La chute de l'an pire

petisaintleu

Nous étions le 27 décembre. Une sorte d'interrègne entre la poire et le dessert, après les engueulades en famille de la Nativité, dans l'attente du réveillon du 31 où on pourrait se lâcher entre potes.

Miraculeusement, Romain évita les fourches caudines de sa mère, elle qui ne manquait jamais de l'humilier. Issue de la plèbe, elle avait, durant des décennies, lustré son apparence jusqu'à magnifier son passé et réinventer sa généalogie. Elle ne supportait pas qu'il ne fût pas porphyrogénète. Il était né avant l'ascension paternelle. Il représentait un danger. Ses souvenirs d'enfance pouvaient trahir l'époque des fins de mois difficiles.
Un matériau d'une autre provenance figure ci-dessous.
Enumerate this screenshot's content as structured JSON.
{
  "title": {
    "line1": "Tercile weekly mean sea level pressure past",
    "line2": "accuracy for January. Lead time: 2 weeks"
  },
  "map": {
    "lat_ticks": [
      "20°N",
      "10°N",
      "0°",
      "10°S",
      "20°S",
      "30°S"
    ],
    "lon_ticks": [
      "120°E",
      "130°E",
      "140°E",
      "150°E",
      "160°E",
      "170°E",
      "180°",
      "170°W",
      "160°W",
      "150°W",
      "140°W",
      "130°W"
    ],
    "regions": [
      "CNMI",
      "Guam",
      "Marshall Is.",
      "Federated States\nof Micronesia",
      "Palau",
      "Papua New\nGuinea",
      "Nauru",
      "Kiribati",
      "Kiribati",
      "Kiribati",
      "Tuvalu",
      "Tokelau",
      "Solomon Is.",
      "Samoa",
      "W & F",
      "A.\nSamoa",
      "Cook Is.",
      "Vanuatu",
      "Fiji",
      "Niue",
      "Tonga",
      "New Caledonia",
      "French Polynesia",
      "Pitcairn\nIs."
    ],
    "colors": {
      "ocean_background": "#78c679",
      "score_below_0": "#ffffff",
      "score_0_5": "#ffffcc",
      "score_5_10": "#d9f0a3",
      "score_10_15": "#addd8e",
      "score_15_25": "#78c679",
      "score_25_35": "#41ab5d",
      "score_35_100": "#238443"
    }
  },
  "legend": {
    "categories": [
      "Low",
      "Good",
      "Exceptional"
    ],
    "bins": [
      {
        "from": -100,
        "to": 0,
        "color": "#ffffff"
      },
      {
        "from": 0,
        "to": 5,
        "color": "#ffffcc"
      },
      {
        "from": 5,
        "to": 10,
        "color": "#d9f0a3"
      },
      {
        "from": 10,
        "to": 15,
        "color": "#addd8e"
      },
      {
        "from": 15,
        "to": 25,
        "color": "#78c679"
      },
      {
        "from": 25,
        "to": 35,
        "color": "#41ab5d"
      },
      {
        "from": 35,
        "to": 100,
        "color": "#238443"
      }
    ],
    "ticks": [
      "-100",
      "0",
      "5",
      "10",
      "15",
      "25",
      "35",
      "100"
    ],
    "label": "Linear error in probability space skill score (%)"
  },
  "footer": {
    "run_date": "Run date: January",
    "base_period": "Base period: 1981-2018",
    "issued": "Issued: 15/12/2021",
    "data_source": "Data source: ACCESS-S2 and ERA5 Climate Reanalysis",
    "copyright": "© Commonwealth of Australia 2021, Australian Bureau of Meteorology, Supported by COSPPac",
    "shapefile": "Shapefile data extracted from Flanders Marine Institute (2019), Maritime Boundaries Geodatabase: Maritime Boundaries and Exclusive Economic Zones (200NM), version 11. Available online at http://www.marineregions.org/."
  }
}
La macédoine de légumes dominicale avait laissé des traces de leurs origines modestes, bien avant qu'ils ne gravissent l'échelle sociale qui les mènerait vers un immeuble cossu du boulevard du Montparnasse où une armée de persans avaient pris possession des ottomanes.

Parvenu dans l'arène du salon familial, son teint d'ivoire trahissait le martyre qu'il s'apprêtait à subir. Tel Sisyphe, il était condamné à voir ses précieux efforts condamnés pour remonter la pente de l'humiliation passée, annihilée dès que l'on s'approchait du tartare de saumon.

Sa mère était étrangement silencieuse. Son père en fut même réduit à sortir de son calme olympien pour taire un silence de catacombes. Tel Hannibal dans un magasin de porcelaine chryséléphantine, il entama quelques banalités qui tinrent d'une victoire à la Pyrrhus et qui eurent au moins le mérite de créer un modus vivendi. En son for intérieur, Romain en était réduit à prier pour que les étouffe-chrétiens arrivassent et les rapprochassent de son retour chez sa dulcinée. Blandine avait préféré rester dans leurs pénates, lasse d'assister à un pugilat qui se terminerait par la crucifixion – nul besoin d'être un oracle pour le prévoir – de son époux.

Pourtant, les dés n'étaient pas jetés. Un aléa vint mettre à mal tous les pronostics. Alors qu'elle s'apprêtait à servir les huîtres, la matrone fut prise d'un étourdissement et se retrouva au sol. À défaut d'une révolution, on se passa de restauration. La soirée se termina aux urgences de la Pitié. Minuit passé, on attendait le diagnostic. Romain et son paternel restèrent la nuit dans la salle d'attente à crécher sur un banc qui leur cassa les reins.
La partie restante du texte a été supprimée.